Ese debe ser también el caso de los enceguecidos adeptos de Donald Trump, para quienes cualquiera de sus barbaridades es un invento de terceros, porque el señor Trump no puede ser malo y si lo parece tendrá sus motivos. En otras palabras, el perverso cuento de los “hechos alternativos” que ha llegado al Perú en plena temporada electoral.

El dogmático divide a la humanidad entre sabios e ignorantes, correctos e incorrectos, superiores e inferiores, con todas sus lamentables consecuencias. De ahí que su trato con los demás tienda a ser categórico, áspero y, llegado el caso, conflictivo y hostil. Porque en el fondo, lo que está en juego para él no es el conocimiento sino su propia sobrevivencia.

A continuación, el drama personal del dogmático adquiere proporciones monstruosas cuando resuelve salir de su guarida no para reconciliarse con el mundo, sino para someterlo y transformarlo. Porque para él, la verdad es lo inverso de lo que decía Tomás de Aquino, la adecuación de la realidad al pensamiento. No olvidemos que el miedo acumula una opresión que luego se libera con ferocidad.


En De servo arbitrio Lutero, convencido de que el Espíritu Santo le hablaba al oído con detalle, escribe: lo que yo creo “es necesario que sea afirmado y defendido incluso por medio de la muerte, también aunque el mundo entero debiera arder en tumultos y guerras, más aún, aunque el mundo se precipitase en el caos y fuese reducido a cenizas”.

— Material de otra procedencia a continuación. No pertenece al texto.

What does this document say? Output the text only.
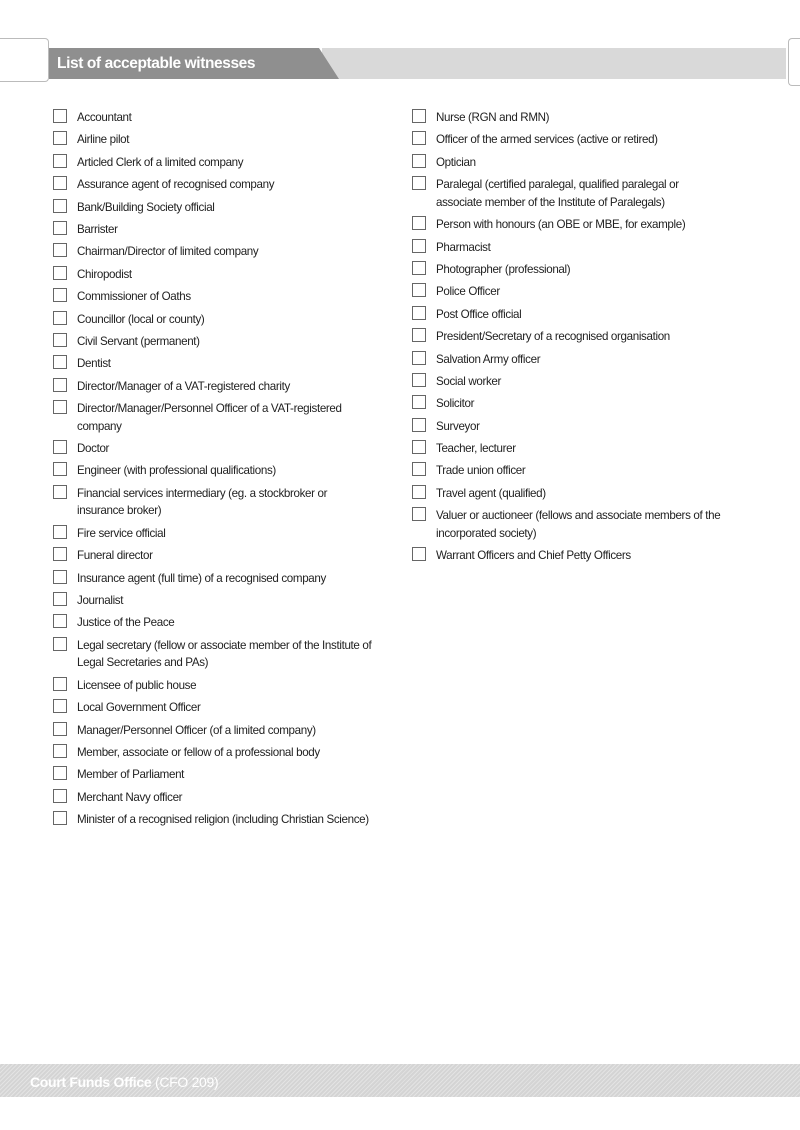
List of acceptable witnesses
Accountant
Airline pilot
Articled Clerk of a limited company
Assurance agent of recognised company
Bank/Building Society official
Barrister
Chairman/Director of limited company
Chiropodist
Commissioner of Oaths
Councillor (local or county)
Civil Servant (permanent)
Dentist
Director/Manager of a VAT-registered charity
Director/Manager/Personnel Officer of a VAT-registered company
Doctor
Engineer (with professional qualifications)
Financial services intermediary (eg. a stockbroker or insurance broker)
Fire service official
Funeral director
Insurance agent (full time) of a recognised company
Journalist
Justice of the Peace
Legal secretary (fellow or associate member of the Institute of Legal Secretaries and PAs)
Licensee of public house
Local Government Officer
Manager/Personnel Officer (of a limited company)
Member, associate or fellow of a professional body
Member of Parliament
Merchant Navy officer
Minister of a recognised religion (including Christian Science)
Nurse (RGN and RMN)
Officer of the armed services (active or retired)
Optician
Paralegal (certified paralegal, qualified paralegal or associate member of the Institute of Paralegals)
Person with honours (an OBE or MBE, for example)
Pharmacist
Photographer (professional)
Police Officer
Post Office official
President/Secretary of a recognised organisation
Salvation Army officer
Social worker
Solicitor
Surveyor
Teacher, lecturer
Trade union officer
Travel agent (qualified)
Valuer or auctioneer (fellows and associate members of the incorporated society)
Warrant Officers and Chief Petty Officers
Court Funds Office (CFO 209)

Nada más temible que un intelectual, un político o cualquier aspirante al poder, que hable en nombre de Dios y declare que es un escogido al que nadie puede contrariar. Que ha confundido la contingencia de la vida con la rigidez de lo apodíctico. El mismo Aristóteles decía que la política pertenece al campo de lo opinable y no de la ciencia exacta, en una polis para la cual la virtud más útil es la prudencia y el valor más apreciado, la amistad.

Sé bien que algunos seguidores de estos mesías pasajeros aguardan un reparto, una compensación. Me duele más la suerte de otros que ven sinceramente en ellos la figura que la historia regala a sus ilusiones de una sociedad por fin acorde con sus sueños.

Ernesto Sabato: “el desencanto es proporcional a la medida a la ilusión”.

Quien quiera que profese una fe debe recordar que, dentro de sí mismo, se trata de un tesoro inestimable, y fuera de él de una certidumbre que comparte el mismo espacio con otras creencias tan legítimas como la suya. La regulación de esta convivencia depende de las leyes terrenales, y no del calor de la creencia individual. "Dad al César lo que es del César, y a Dios lo que es de Dios", dice el Evangelio.

Anhelo de corazón que quienes sin mala intención sucumben a ciertos proselitismos pretensiosos se detengan a tiempo, porque llegará la mañana en que el sol rasgará el velo de su engaño. El curso incesante de los hechos, como el agua en la roca, terminará por horadar el acero con que el dogmático se cubre. Lo que espera a quien cree que lo sabe todo es siempre el cataclismo que provoca la comprobación de lo contrario. Como en el amor, el paso de la idealización a lo real provoca el amargo desenlace de ya no creer más en ninguna persona ni palabra. Y nada más terrible que decir adiós a la confianza.

El descreído, el escéptico radical, no es más que un dogmático al día siguiente, pues, como decía Ernesto Sabato, “el desencanto es proporcional a la medida a la ilusión”.